Thank you so much for reading. I’d love to hear your thoughts on this topic in the comments. You can find out more about me, my writing, and the online circles I run here. If you’d rather not subscribe to a regular membership but you’d like to support my work, you can buy me a coffee here.
Oh god I love this. Every word, Chloe. Strange to wake up to this piece the morning after I’d seen someone close to me who’d had Botox for the first time. Looking at her different face (not just smoother in places but subtle changes in eye shape etc, which made her look less familiar and known) made me feel a sort of deflated sadness and, if I’m honest, disappointment. Like you I know many people who are doing it, and only one of those people is a man... Of course I do have very mixed feelings about my ageing face, which feel very similar to the feelings I used to have about my spots, or the shape of my nose, or the colour of my teeth when I was younger - always things that weren’t quite right enough about me. But more and more I can’t be bothered with those feelings.
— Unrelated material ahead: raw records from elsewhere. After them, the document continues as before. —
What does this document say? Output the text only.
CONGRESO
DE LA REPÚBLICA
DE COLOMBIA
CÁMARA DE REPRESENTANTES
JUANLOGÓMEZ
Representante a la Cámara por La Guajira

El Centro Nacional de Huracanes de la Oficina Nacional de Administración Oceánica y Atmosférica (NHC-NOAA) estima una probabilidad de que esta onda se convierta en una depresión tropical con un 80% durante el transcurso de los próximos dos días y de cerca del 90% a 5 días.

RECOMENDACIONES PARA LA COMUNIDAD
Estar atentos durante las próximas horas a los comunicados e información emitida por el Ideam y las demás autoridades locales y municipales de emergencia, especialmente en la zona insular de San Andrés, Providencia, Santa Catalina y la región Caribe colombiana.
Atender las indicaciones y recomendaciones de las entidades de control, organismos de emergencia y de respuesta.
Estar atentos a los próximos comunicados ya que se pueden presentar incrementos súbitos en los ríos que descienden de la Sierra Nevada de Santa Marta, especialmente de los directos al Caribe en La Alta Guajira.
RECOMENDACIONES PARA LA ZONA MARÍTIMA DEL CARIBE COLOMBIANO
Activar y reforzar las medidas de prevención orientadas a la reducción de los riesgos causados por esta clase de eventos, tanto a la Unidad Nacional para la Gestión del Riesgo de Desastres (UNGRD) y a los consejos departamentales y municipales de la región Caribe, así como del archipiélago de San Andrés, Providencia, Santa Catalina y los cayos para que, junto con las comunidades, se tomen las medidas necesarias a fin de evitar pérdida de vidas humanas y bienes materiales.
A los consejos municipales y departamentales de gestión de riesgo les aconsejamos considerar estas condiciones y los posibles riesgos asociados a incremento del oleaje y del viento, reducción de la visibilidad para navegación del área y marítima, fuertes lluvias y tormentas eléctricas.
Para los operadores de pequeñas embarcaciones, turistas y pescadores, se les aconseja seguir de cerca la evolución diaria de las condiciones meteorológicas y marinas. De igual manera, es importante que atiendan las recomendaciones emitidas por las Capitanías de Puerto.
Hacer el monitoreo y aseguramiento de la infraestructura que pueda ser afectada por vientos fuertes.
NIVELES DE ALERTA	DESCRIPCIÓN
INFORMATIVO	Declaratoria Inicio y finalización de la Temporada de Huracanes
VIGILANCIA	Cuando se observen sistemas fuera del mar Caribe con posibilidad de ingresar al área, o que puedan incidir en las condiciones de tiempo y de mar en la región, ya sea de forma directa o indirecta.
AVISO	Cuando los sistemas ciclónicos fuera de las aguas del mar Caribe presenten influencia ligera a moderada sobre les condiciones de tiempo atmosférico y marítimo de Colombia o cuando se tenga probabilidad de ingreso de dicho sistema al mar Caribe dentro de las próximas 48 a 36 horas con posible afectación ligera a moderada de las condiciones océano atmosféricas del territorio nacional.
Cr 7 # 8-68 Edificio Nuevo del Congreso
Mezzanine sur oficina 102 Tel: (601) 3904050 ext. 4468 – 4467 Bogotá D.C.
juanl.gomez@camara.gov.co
And witnessing both my very young-for-their-ages, beautiful parents die of an incurable disease has left me with the ambition to be old, really old, for my kids mainly, and if I look old because I am old, I want to celebrate that! Thank you for writing this.
This is so good from start to finish. I'm 50 in a few weeks and the thing I notice most about my face is how tension and anxiety shows. A tighter jaw, furrowed brown. Age has highlighted this. I catch myself trying to soften my face to make it look younger. But we are lucky to be here aren't we. May we age.